In the early 1960s Shinya and Art Forer combined polarization microscopy and precise UV micro-beams to cut kinetochore fibers in plant and animal cells. Their classic experiments provided the first demonstration of a flux of kinetochore fiber material from chromosome to spindle pole.

Polarization Microscopy
Starting as a graduate student Shinya methodically improved the sensitivity of the polarizing microscope so that it could detect and quantify the slight differential retardations of polarized light passing through birefringent cell structures (several nanometers, a small fraction of a wavelength of visible light). Going beyond incremental improvements with strain-free lenses and high extinction polarizers, Shinya characterized the polarization cross in the back focal plane of higher numerical aperture (NA) objectives. His finding that the plane of polarization in the four bright quadrants was rotated explained a fundamental limitation to the extinction of the polarized light microscope—leading others to say that achieving high extinction with high-NA lenses was impossible.
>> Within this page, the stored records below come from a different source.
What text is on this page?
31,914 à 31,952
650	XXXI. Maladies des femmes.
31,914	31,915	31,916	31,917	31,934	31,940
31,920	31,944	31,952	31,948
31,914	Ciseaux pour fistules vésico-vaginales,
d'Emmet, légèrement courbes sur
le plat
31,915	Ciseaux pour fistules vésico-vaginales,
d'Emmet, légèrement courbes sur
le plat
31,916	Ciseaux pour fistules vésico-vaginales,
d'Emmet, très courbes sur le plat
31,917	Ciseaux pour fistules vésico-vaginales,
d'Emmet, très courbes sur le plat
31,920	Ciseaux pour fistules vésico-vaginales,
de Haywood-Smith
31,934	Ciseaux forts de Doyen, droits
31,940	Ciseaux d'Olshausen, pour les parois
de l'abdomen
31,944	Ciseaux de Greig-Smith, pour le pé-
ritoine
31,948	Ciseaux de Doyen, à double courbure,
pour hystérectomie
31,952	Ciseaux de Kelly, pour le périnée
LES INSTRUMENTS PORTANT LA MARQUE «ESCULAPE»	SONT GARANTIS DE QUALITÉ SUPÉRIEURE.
Not to be deterred, Shinya collaborated with Lewis Hyde at American Optical to invent a superbly clever way of combining a half waveplate and a meniscus lens to form a polarization rectifier that produces even and high extinction across the whole aperture (rectified optics). In the late 1980s he initiated with Rudolf Oldenbourg and Michael Shribak the development of microscopes that map and quantify birefringence independent of specimen orientation (the LC-PolScope). In the late 1990s Shinya spearheaded the development of the centrifuge polarizing microscope, allowing for the first time observation of birefringence in living cells at up to 10,000 x G.

Video Microscopy
In the late 1970s Shinya and Bob Allen independently discovered that manipulation of video camera black level and gain substantially increases image contrast, revealing structure not readily visible in the microscope eyepiece. Not content to just use this newfound tool, Shinya and his son Ted Inoué developed the first computer-based digital image acquisition/analysis system designed specifically for research biologists (Image-1, now evolved into MetaMorph). This was a first big step in the development of the many powerful systems that have revolutionized imaging in cell biology. Later, Shinya and Ken Spring published two editions of Video Microscopy, which have become go-to reference books for this discipline.

Shinya’s contributions have been recognized by honors and awards, including: the E.B. Wilson Medal from ASCB (1992); election to the National Academy of Sciences (1993); the Distinguished Scientist Award from the Microscopy Society of America (1995); the Ernst Abbe Award from the New York Microscopical Society (1997); the International Prize for Biology from the Japan Society for the Promotion of Science, presented by the emperor of Japan (2003); and the Order of the Sacred Treasure, Gold Rays with Neck Ribbon, from the government of Japan (2010).

We have lost an outstanding scientist, a major contributor to cell biology, and above all a good friend.

About the Author:


Greenfield Sluder is professor emeritus in the Department of Radiology at the University of Massachusetts Medical School.